Und gerade solche Investoren sind … diejenigen, die zu der Talkshow eingeladen wurden. An jenem Wahnsinn, dem langfristige Unternehmensentwicklung völlig egal sind, verdienen alle diejenigen, die ihr Geld anlegen – und deshalb bekommt Frau Ralf keine 18,82 Euro die Stunde, die sie für ihre Arbeit verdient hätte. Doch doch – meine Mutter hat in dem Alter auch als Putzfrau gearbeitet – ich weiß, wovon ich rede. Und sie soll jetzt mit 78 den Schneedienst der Gemeinde für ihre Straße übernehmen – ohne Bezahlung. Sollte auch noch mal erwähnt werden.

Ein Mensch wie Herr Straub hätte dem Ergebnis aber geschadet … und so konnte sich ein Herr Alt als weiser alter Mann profilieren (ein elder statesman, den man kaum besser hätte erfinden können), der den fleissigen deutschen Arbeitslosen vor unserem Stauffenberg in Schutz nahm, der Punk Söder durfte seine persönliche Sympathie bekunden, musste aber deutlich zu verstehen gehen, das der liebe Ralph Boes nun wirklich nicht auch noch verlangen konnte, von Frau Ralfs durchgefüttert zu werden.

Schach Matt in vier Zügen – perfekt inszeniert. Ralph Boes hatte bei der Struktur von Anfang an keine Chance – selbst Kommunikationsprofis wären da gescheitert.

Und jetzt wird eingelocht – siehe Focus – mit großer Keule:

Was tun Behörden gegen dreisten Hartz-IV-Abzocker?

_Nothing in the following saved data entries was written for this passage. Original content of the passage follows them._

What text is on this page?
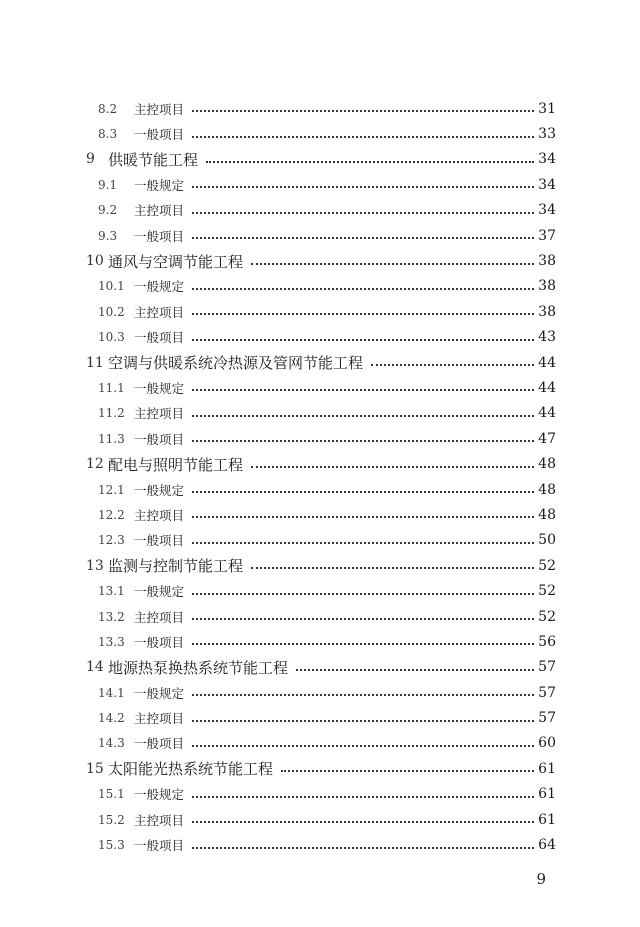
8.2	主控项目	31
8.3	一般项目	33
9 供暖节能工程	34
9.1	一般规定	34
9.2	主控项目	34
9.3	一般项目	37
10 通风与空调节能工程	38
10.1 一般规定	38
10.2 主控项目	38
10.3 一般项目	43
11 空调与供暖系统冷热源及管网节能工程	44
11.1 一般规定	44
11.2 主控项目	44
11.3 一般项目	47
12 配电与照明节能工程	48
12.1 一般规定	48
12.2 主控项目	48
12.3 一般项目	50
13 监测与控制节能工程	52
13.1 一般规定	52
13.2 主控项目	52
13.3 一般项目	56
14 地源热泵换热系统节能工程	57
14.1 一般规定	57
14.2 主控项目	57
14.3 一般项目	60
15 太阳能光热系统节能工程	61
15.1 一般规定	61
15.2 主控项目	61
15.3 一般项目	64
9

Job-Angebote von der Arbeitsagentur hält Ralph Boes für Zwangsarbeit – und macht sich seit sieben Jahren ein gemütliches Leben mit Hartz IV. Was machen die Behörden? Ihnen unterlaufen formale Fehler, Sanktionen müssen sie zurücknehmen….

Diese schlimmen Behörden auch. Die müssen jetzt ganz schnell ganz viel Druck aufbauen.

Ich gebe zu, das ich von dem Auftritt des Herrn Boes nicht begeistert war, noch seine politische Meinung umfänglich teile – aber was hier jetzt an Menschenjagd aufgeführt wird, ist einfach nur abscheulich.

Das erinnert an jene Berichte aus den USA, die ich heute erhielt: man kann ihm nur noch raten, schnell zur Polizei zu fahren, Türen und Fenster fest geschlossen zu halten und hoffen, das die Exekutivmacht der Gemeinde sofort mit gezogenen Waffen zur Hilfe eilt, um die Hyänen einer degenerierten Presse zu verjagen, bevor diese mitleidlosen Medienlumpen sein Leben völlig vernichten.